Seven years. Long years. Years that brought every day somethin' new t'learn. Be it how pain could be mended or how pain could be made. Gerry taught me how to survive, but it was his way. Different than Llewens, with one toleratin' the other as if they were waitin' t'see who's teachin' took deepest root. One teachin' me how t'do nothin' but take, one teachin' me out to give back; feedin' off each other. A sort of balance there in my unlikely family. But mine all the same.
I still remember when the old Maester died, I cried for three days, till He taught me there weren't much use in it. Word of the Greyjoy rebellion had reached us then too, an with the remains o'the Maester's worldly goods, Gerry took us once more across the sea. Daughter proper then, daughter in full. Back t'lands I dun rightly remember, just so he could find somewhere else t'fight, somewhere else t'turn a coin. I was born in Westeros, but it hadna been my home in too long.
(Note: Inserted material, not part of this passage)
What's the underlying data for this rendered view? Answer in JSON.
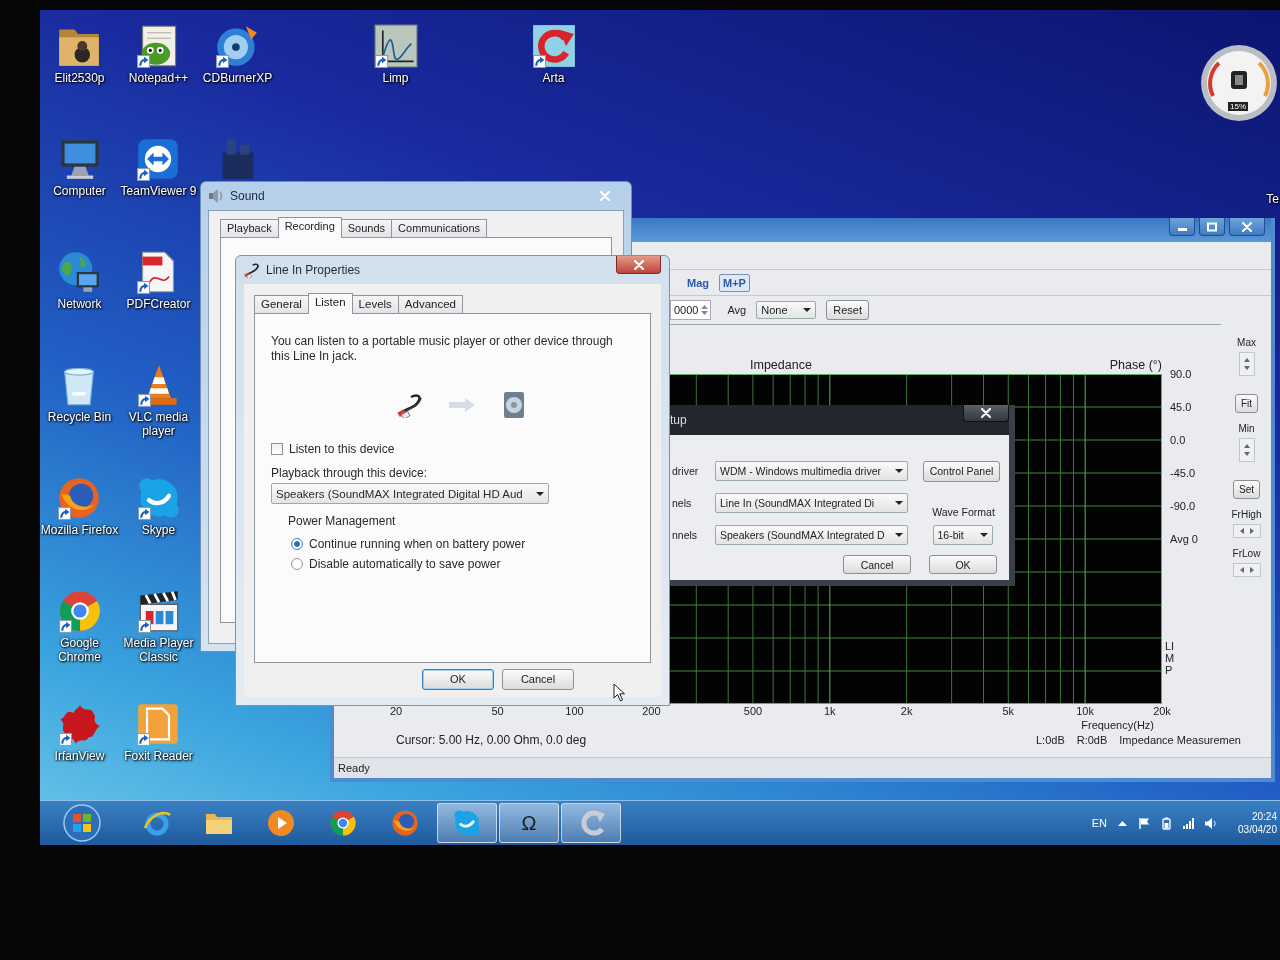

King's Landing seemed dirty to my eyes, the tongue different than the accent that I was used to hearin' it on.
Weren't long a'tall before Father hired on with a lord, an there we wandered off to war. Him wit t'men an me with t'mendin. Still our same life, even if tha scenery had changed. But they were quicker here t'call him done when it was settled, dismissed an sent on, for extra guards were naught but extra mouths t'feed. Dumped on tha Iron Islands, an from them t'Lannisport. He says we're headed t'the heart'o'tha Riverlands now. Men say they got hit the worst. Maybe they need men. Maybe they'll need him. An me?
I just go where 'e tells me. An sometimes where I want. Might even be a little grain of truth in it.
What you see…
Standing at five feet and five inches, Catryn is a slender waif of a creature, with pale blond hair the color of ripe corn silks and eyes as blue as the summer sky. The latter being one of her most prominent features, bright those eyes, sharp. Set above a slender nose and expressive lips that are quick to smile or frown in equal measure. Its the eyes though, that lend a weight to her years, a thing that is hard to otherwise determine. Those eyes have seen too much and years of being underfed has lent her a lithe willow figure, one that suggests enough force could shatter her to pieces.
Most might shun such a thing, that svelteness, but Catryn carries it well with simple dresses that emphasize what curves she does possess; with necklines that sweep, small tapered waists and sleeves that are open - often in light shades, to compliment the tone of her skin and the color of her hair; the brightness of her eyes. Still a discerning eye might easily spot the tight leathers worn beneath, tapering like a second skin and well suited to the runner's legs they hide.
Other times Catryn doesn't bother with the dress at all, because there's no sense on wearing something just to soil and as a good portion of out of doors and away from polite company…those favored leathers of hers, with their hidden pockets and built in sheaths seem to work quite well beneath one of her Pa's tunics; a thick belt worn to help it better fit her obviously smaller figure.